$\newcommand{\O}{\mathcal{O}}\newcommand{\F}{\mathcal{F}} $The$\newcommand{\O}{\mathcal{O}}$ $\newcommand{\F}{\mathcal{F}}$
The way you get a locally free sheaf of rank $n$ from a $GL(n)$-torsor $P$ is by twisting the trivial rank $n$ bundle $\O^n$ (which has a natural $GL(n)$-action) by the torsor. Explicitly, the locally free sheaf is $\F=\O^n\times^{GL(n)}P$, whose (scheme-theoretic) points are $(v,p)$, where $v$ is a point of the trivial bundle and $p$ is a point of $P$, subject to the relation $(v\cdot g,p)\sim (v,g\cdot p)$. Conversely, given a locally free sheaf $\F$ of rank $n$, the sheaf $Isom(\O^n,\F)$ is a $GL(n)$ torsor-torsor, and this procedure is inverse to the $P\mapsto \O^n\times^{GL(n)}P$ procedure above. (Note: I'm identifying spaces over the base $X$ with their sheaves of sections, both for regarding $Isom(\O^n,\F)$ as a torsor and for regarding $\O^n\times^{GL_n}P$ as a locally free sheaf.)

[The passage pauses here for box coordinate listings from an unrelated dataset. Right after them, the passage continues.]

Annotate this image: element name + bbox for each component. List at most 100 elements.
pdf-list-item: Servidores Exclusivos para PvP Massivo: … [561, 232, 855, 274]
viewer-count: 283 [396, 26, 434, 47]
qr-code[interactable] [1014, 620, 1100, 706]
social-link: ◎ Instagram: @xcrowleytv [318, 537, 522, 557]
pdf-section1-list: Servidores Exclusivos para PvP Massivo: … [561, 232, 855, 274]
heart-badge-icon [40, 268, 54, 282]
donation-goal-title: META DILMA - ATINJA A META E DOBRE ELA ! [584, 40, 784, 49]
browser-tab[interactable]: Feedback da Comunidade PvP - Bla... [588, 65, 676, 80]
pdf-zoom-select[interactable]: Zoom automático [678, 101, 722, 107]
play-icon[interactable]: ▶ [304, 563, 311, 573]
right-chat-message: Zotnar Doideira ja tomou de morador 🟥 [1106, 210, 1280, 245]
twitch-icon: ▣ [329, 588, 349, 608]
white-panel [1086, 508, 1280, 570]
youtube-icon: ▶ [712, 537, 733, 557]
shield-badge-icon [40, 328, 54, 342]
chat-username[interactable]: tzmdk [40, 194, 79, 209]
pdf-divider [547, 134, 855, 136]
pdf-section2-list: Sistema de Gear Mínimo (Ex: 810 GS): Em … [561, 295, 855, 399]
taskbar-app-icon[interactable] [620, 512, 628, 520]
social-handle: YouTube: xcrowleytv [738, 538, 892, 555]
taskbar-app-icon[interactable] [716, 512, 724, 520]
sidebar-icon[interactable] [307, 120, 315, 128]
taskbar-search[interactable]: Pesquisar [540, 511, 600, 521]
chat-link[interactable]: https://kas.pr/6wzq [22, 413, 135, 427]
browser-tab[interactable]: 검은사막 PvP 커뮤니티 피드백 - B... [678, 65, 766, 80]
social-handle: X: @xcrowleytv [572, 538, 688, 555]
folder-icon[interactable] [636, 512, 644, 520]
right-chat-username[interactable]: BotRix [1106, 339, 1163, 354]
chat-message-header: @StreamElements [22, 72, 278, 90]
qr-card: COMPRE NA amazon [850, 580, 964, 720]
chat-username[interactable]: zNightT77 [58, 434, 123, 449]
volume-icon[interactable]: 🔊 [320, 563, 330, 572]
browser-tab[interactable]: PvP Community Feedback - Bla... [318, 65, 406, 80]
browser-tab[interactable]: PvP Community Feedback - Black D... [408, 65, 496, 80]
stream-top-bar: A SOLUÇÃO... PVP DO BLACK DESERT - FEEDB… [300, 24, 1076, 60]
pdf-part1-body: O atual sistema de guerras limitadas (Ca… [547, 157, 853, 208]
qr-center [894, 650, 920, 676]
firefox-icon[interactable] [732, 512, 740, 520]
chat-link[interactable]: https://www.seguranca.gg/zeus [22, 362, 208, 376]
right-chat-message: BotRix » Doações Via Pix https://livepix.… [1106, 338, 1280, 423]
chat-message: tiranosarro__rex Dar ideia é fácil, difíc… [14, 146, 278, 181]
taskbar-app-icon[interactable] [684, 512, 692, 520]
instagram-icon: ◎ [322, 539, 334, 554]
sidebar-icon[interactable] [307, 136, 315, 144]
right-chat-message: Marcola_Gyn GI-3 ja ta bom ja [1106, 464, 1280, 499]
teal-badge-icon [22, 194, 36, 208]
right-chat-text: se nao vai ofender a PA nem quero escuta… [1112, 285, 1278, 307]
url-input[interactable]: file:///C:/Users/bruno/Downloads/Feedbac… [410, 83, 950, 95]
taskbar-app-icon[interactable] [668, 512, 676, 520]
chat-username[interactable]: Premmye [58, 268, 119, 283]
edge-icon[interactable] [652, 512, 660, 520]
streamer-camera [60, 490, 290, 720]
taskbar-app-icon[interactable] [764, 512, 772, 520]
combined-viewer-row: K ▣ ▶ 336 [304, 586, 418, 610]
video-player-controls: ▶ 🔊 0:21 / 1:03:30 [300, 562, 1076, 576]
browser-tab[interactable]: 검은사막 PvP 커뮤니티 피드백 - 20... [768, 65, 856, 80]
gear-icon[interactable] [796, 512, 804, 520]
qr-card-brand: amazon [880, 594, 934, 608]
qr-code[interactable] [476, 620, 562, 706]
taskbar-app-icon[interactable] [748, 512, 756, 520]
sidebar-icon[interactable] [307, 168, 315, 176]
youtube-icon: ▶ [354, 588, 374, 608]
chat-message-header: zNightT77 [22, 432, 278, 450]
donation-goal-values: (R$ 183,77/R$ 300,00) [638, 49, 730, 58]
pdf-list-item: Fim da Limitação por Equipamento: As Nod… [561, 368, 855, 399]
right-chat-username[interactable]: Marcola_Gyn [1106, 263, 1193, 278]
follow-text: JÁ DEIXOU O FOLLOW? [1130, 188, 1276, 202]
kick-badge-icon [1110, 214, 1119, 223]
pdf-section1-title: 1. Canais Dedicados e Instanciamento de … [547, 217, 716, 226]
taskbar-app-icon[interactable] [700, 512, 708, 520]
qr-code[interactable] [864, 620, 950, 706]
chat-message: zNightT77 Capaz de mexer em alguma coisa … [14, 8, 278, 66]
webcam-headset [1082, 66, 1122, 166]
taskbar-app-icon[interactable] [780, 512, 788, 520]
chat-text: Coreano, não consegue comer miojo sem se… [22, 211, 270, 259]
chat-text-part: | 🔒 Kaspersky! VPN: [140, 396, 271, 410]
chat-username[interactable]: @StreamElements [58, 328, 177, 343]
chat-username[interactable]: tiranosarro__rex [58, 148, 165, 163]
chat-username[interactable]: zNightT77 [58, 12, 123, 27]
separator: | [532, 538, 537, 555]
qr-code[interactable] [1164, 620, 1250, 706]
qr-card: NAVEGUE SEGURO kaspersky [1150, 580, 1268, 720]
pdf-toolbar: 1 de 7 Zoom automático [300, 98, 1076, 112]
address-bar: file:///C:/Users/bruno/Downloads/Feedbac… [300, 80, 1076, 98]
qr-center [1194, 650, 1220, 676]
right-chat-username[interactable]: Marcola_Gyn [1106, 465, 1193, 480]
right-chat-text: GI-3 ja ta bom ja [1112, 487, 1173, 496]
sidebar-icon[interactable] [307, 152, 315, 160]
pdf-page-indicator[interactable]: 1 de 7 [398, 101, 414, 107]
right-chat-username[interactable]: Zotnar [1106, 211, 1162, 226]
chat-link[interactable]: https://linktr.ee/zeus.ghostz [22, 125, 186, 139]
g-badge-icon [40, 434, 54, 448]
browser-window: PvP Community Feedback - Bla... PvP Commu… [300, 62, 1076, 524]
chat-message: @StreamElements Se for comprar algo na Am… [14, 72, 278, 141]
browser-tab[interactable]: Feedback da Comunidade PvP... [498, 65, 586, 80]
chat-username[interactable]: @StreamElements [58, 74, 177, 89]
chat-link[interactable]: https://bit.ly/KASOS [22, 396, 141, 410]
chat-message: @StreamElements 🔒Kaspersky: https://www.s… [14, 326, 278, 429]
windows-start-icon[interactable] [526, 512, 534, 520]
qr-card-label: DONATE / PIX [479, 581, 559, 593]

Similarly, if you have a group $G$ and a representation $V$, then you can associate to any $G$-torsor $P$ a locally free sheaf of rank $\dim(V)$, namely $V\times^G P$. But I don't know of a characterization of which locally free sheaves of rank $\dim(V)$ arise in this way.
Operations with the locally free sheaf (like taking top exterior power, or any other operation which is basically defined fiberwise and shown to glue) correspond to doing that operation with the representation $V$, so I think you're right that in the case of $SL(n)$ you get exactly those locally free sheaves whose top exterior power is trivial (since $SL(n)$ has no non-trivial 1$1$-dimensional representations).